Il porro è un ortaggio ricco di acqua (più del 90%), poco calorico e quindi da utilizzare spesso se, in questa stagione, volete seguire una dieta detossinante. Inoltre è ricco di vitamina A, vitamina C e discrete quantità di vitamine del gruppo B, oltre a ferro, magnesio e acido fosforico (utili al sistema nervoso), sodio, zolfo e silice (quest’ultima favorisce l’elasticità delle articolazioni e della pelle), manganese, potassio e calcio (toccasana per le ossa). Il porro è inoltre adattissimo per chi soffre di dispepsie, anemie, reumatismi, artrite e per chi ha bisogno di dimagrire; ne raccomando l’impiego se volete migliorare o mantenere la freschezza della pelle del viso, quando si ha necessità di abbassare il livello di colesterolo nel sangue e di stimolare il sistema immunitario e, questo è utile a tutti, per sviluppare un’azione preventiva contro il cancro.

Benefici dei porri

Consumati crudi o cotti, i porri hanno innumerevoli effetti benefici sulla nostra salute e per questo motivi erano già noti agli antichi Egizi e Romani. In particolare, tra i motivi per cui dovremmo consumarli troviamo:

  • Diuretici e disintossicanti: grazie alla massiccia presenza di acqua i porri stimolano la diuresi e l’eliminazione delle tossine presenti nel nostro corpo; ottimi per chi soffre di ritenzione idrica;
  • antibiotici naturali e antiossidanti: i sali minerali, le vitamine e i flavonoidi comportano un effetto di contrasto ai radicali liberi e all’invecchiamento cellulare;
  • contrastano la formazione e tengono sotto controllo i livelli di colesterolo cattivo nel sangue, aiutando il cuore e tutto il sistema cardiocircolatorio;
  • la presenza del potassio permette ai porri di tenere sotto controllo la pressione sanguigna;
  • aiutano e stimolano la naturale produzione di succhi gastrici rivelandosi alleati della digestione;
  • grazie alla presenza delle vitamine, in particolare della vitamina C, i porri aiutano e proteggono il sistema immunitario; la vitamina B6 aiuta anche la produzione di anticorpi contro le infezioni;
  • essendo poco calorici, i porri sono consigliati nelle diete ipocaloriche e dimagranti e, in generale, per chi sceglie uno stile di vita sano e un’alimentazione equilibrata.

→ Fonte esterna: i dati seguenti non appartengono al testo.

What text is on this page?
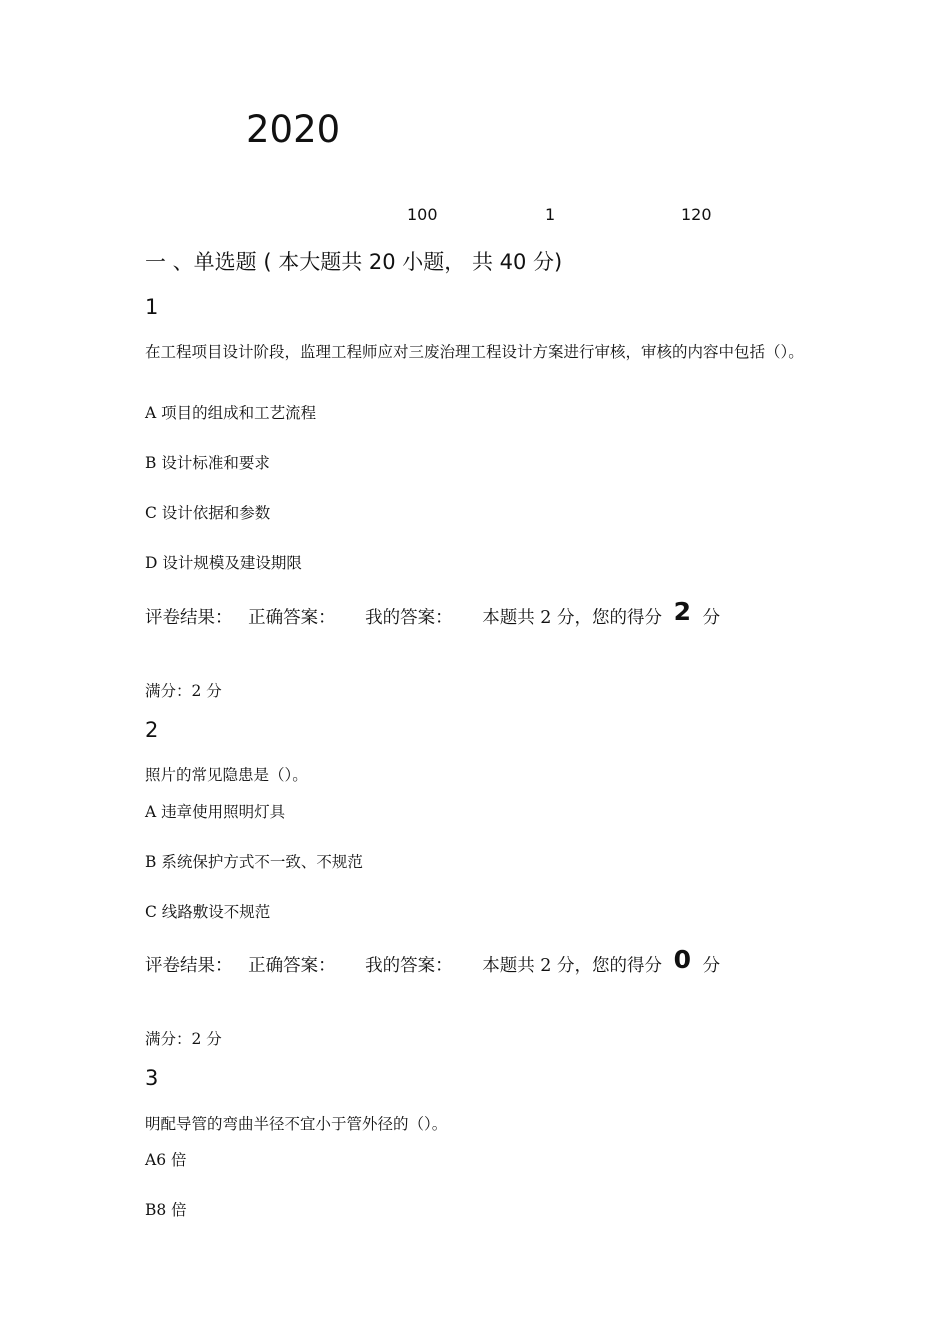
2020
100	1	120
一 、单选题 ( 本大题共 20 小题， 共 40 分)
1
在工程项目设计阶段，监理工程师应对三废治理工程设计方案进行审核，审核的内容中包括（）。
A 项目的组成和工艺流程
B 设计标准和要求
C 设计依据和参数
D 设计规模及建设期限
评卷结果： 正确答案： 我的答案： 本题共 2 分，您的得分 2 分
满分：2 分
2
照片的常见隐患是（）。
A 违章使用照明灯具
B 系统保护方式不一致、不规范
C 线路敷设不规范
评卷结果： 正确答案： 我的答案： 本题共 2 分，您的得分 0 分
满分：2 分
3
明配导管的弯曲半径不宜小于管外径的（）。
A6 倍
B8 倍
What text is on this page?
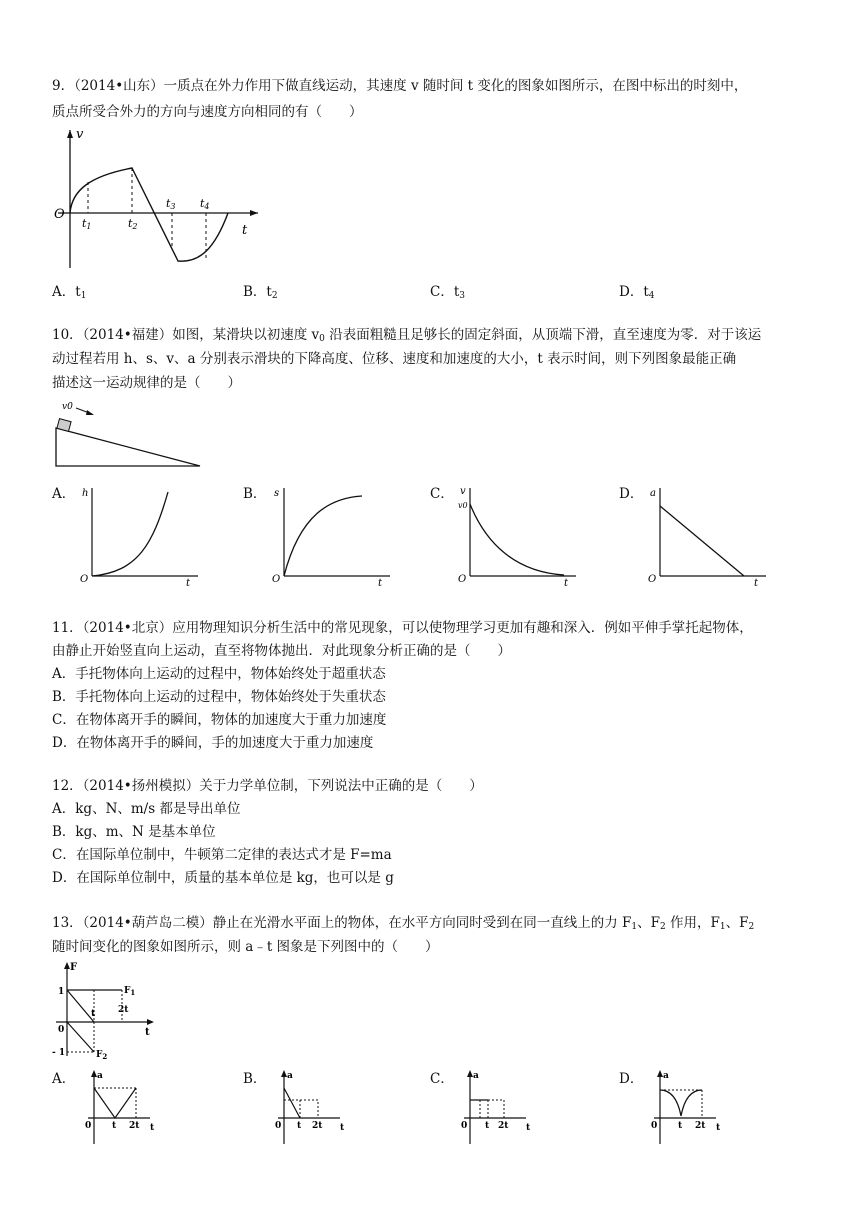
9．（2014•山东）一质点在外力作用下做直线运动，其速度 v 随时间 t 变化的图象如图所示，在图中标出的时刻中，
质点所受合外力的方向与速度方向相同的有（　　）
v
O
t
t1	t2
t3 t4
A．$t_1$	B．$t_2$	C．$t_3$	D．$t_4$
10．（2014•福建）如图，某滑块以初速度 $v_0$ 沿表面粗糙且足够长的固定斜面，从顶端下滑，直至速度为零．对于该运
动过程若用 h、s、v、a 分别表示滑块的下降高度、位移、速度和加速度的大小，t 表示时间，则下列图象最能正确
描述这一运动规律的是（　　）
v0
A． h
O	t
B． s
O	t
C． v
v0
O	t
D． a
O	t
11．（2014•北京）应用物理知识分析生活中的常见现象，可以使物理学习更加有趣和深入．例如平伸手掌托起物体，
由静止开始竖直向上运动，直至将物体抛出．对此现象分析正确的是（　　）
A．手托物体向上运动的过程中，物体始终处于超重状态
B．手托物体向上运动的过程中，物体始终处于失重状态
C．在物体离开手的瞬间，物体的加速度大于重力加速度
D．在物体离开手的瞬间，手的加速度大于重力加速度
12．（2014•扬州模拟）关于力学单位制，下列说法中正确的是（　　）
A．kg、N、m/s 都是导出单位
B．kg、m、N 是基本单位
C．在国际单位制中，牛顿第二定律的表达式才是 F=ma
D．在国际单位制中，质量的基本单位是 kg，也可以是 g
13．（2014•葫芦岛二模）静止在光滑水平面上的物体，在水平方向同时受到在同一直线上的力 $F_1$、$F_2$ 作用，$F_1$、$F_2$
随时间变化的图象如图所示，则 a﹣t 图象是下列图中的（　　）
F
1
- 1
0
t	2t
t
$F_1$
$F_2$
A． a
0 t 2t t
B． a
0 t 2t t
C． a
0 t 2t t
D． a
0 t 2t t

Un’ultima raccomandazione: la parte bianca del fusto del porro contiene fibre molto delicate che possono essere consumate da tutti, mentre la parte verde è più dura: una volta lessata, costituisce un’ottima “zavorra” per favorire il transito intestinale in modo non aggressivo ed è quindi adatto anche agli organismi più sensibili.